Now there are many pundits who claim that such a slump is exactly what Japan needs, that purging the system will create the conditions for a future surge in demand. But why? If the economy remains depressed, why should either consumers or businesses start spending? Banks, in particular, are already awash in cash, but cannot find good new loans to make. Why would forcing them to write off bad old loans make any difference?
Nonetheless, Mr. Koizumi is right about one thing: Japan cannot go on like this. Swelling public debt will eventually threaten the government's solvency; the festering financial problems of the banks will soon require a government bailout that will swell that debt even further. Something must be done. But the actions Mr. Koizumi has proposed could tip Japan into full-blown depression.
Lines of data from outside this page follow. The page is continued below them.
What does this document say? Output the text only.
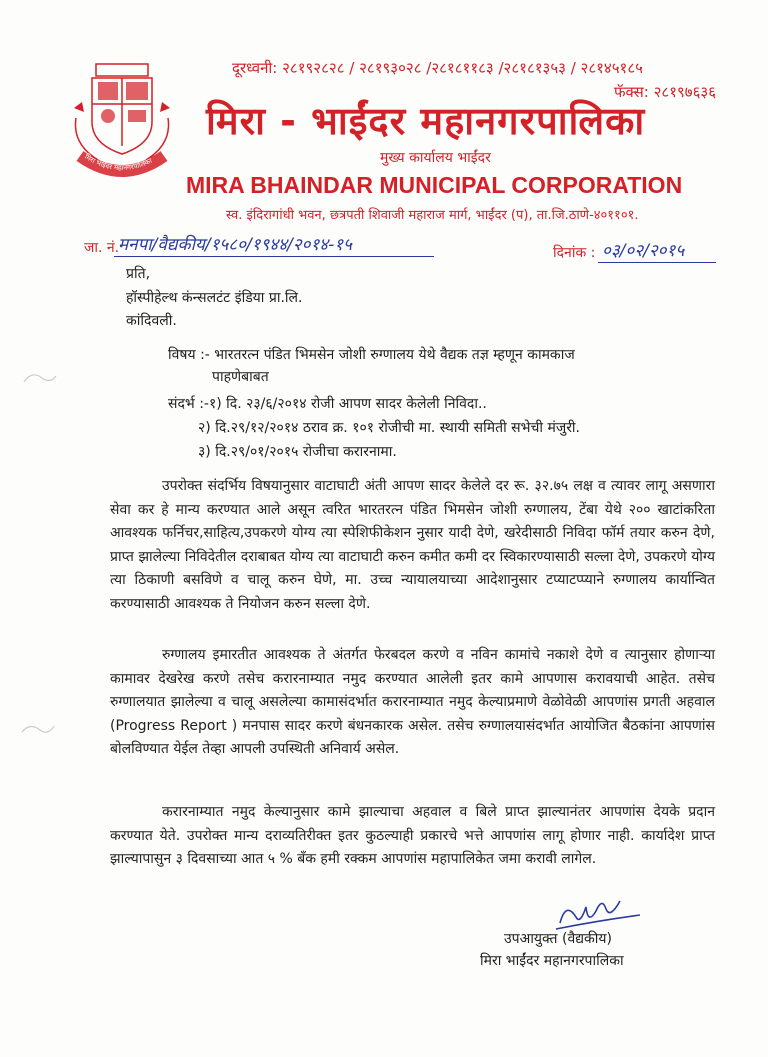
मिरा भाईंदर महानगरपालिका
दूरध्वनी: २८१९२८२८ / २८१९३०२८ /२८१८११८३ /२८१८१३५३ / २८१४५१८५
फॅक्स: २८१९७६३६
मिरा - भाईंदर महानगरपालिका
मुख्य कार्यालय भाईंदर
MIRA BHAINDAR MUNICIPAL CORPORATION
स्व. इंदिरागांधी भवन, छत्रपती शिवाजी महाराज मार्ग, भाईंदर (प), ता.जि.ठाणे-४०११०१.
जा. नं.
मनपा/वैद्यकीय/१५८०/१९४४/२०१४-१५	दिनांक : ०३/०२/२०१५
प्रति,
हॉस्पीहेल्थ कंन्सलटंट इंडिया प्रा.लि.
कांदिवली.
विषय :- भारतरत्न पंडित भिमसेन जोशी रुग्णालय येथे वैद्यक तज्ञ म्हणून कामकाज
पाहणेबाबत
संदर्भ :-१) दि. २३/६/२०१४ रोजी आपण सादर केलेली निविदा..
२) दि.२९/१२/२०१४ ठराव क्र. १०१ रोजीची मा. स्थायी समिती सभेची मंजुरी.
३) दि.२९/०१/२०१५ रोजीचा करारनामा.
उपरोक्त संदर्भिय विषयानुसार वाटाघाटी अंती आपण सादर केलेले दर रू. ३२.७५ लक्ष व त्यावर लागू असणारा सेवा कर हे मान्य करण्यात आले असून त्वरित भारतरत्न पंडित भिमसेन जोशी रुग्णालय, टेंबा येथे २०० खाटांकरिता आवश्यक फर्निचर,साहित्य,उपकरणे योग्य त्या स्पेशिफीकेशन नुसार यादी देणे, खरेदीसाठी निविदा फॉर्म तयार करुन देणे, प्राप्त झालेल्या निविदेतील दराबाबत योग्य त्या वाटाघाटी करुन कमीत कमी दर स्विकारण्यासाठी सल्ला देणे, उपकरणे योग्य त्या ठिकाणी बसविणे व चालू करुन घेणे, मा. उच्च न्यायालयाच्या आदेशानुसार टप्याटप्प्याने रुग्णालय कार्यान्वित करण्यासाठी आवश्यक ते नियोजन करुन सल्ला देणे.
रुग्णालय इमारतीत आवश्यक ते अंतर्गत फेरबदल करणे व नविन कामांचे नकाशे देणे व त्यानुसार होणाऱ्या कामावर देखरेख करणे तसेच करारनाम्यात नमुद करण्यात आलेली इतर कामे आपणास करावयाची आहेत. तसेच रुग्णालयात झालेल्या व चालू असलेल्या कामासंदर्भात करारनाम्यात नमुद केल्याप्रमाणे वेळोवेळी आपणांस प्रगती अहवाल (Progress Report ) मनपास सादर करणे बंधनकारक असेल. तसेच रुग्णालयासंदर्भात आयोजित बैठकांना आपणांस बोलविण्यात येईल तेव्हा आपली उपस्थिती अनिवार्य असेल.
करारनाम्यात नमुद केल्यानुसार कामे झाल्याचा अहवाल व बिले प्राप्त झाल्यानंतर आपणांस देयके प्रदान करण्यात येते. उपरोक्त मान्य दराव्यतिरीक्त इतर कुठल्याही प्रकारचे भत्ते आपणांस लागू होणार नाही. कार्यादेश प्राप्त झाल्यापासुन ३ दिवसाच्या आत ५ % बँक हमी रक्कम आपणांस महापालिकेत जमा करावी लागेल.
उपआयुक्त (वैद्यकीय)
मिरा भाईंदर महानगरपालिका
There is an answer to this dilemma, one that has become almost orthodoxy among economists who have tried to think seriously about Japan's plight. This answer involves unconventional monetary expansion, with the Bank of Japan buying dollars, euros and long-term government bonds; it also involves accepting and indeed promoting mild inflation and a weak yen. I could explain why this would probably work, but what's the point? It's not about to happen.
For the real tragedy right now is that however innovative and open- minded Mr. Koizumi may be, he will fail unless other important players — mainly the Bank of Japan, but also the U.S. Treasury Department — are prepared to learn from Andrew Mellon's mistake. And all the evidence is that they are not. The head of the Bank of Japan insists that the country's continuing slump is the result of inadequate reform — that is, insufficient purging of the rottenness. And although the details are in dispute, the U.S. Treasury secretary, Paul O'Neill, appears to have warned Japan not to let the yen weaken too much.
Poor Japan. It is the victim of those who refuse to learn from the past, and thereby condemn others to repeat it.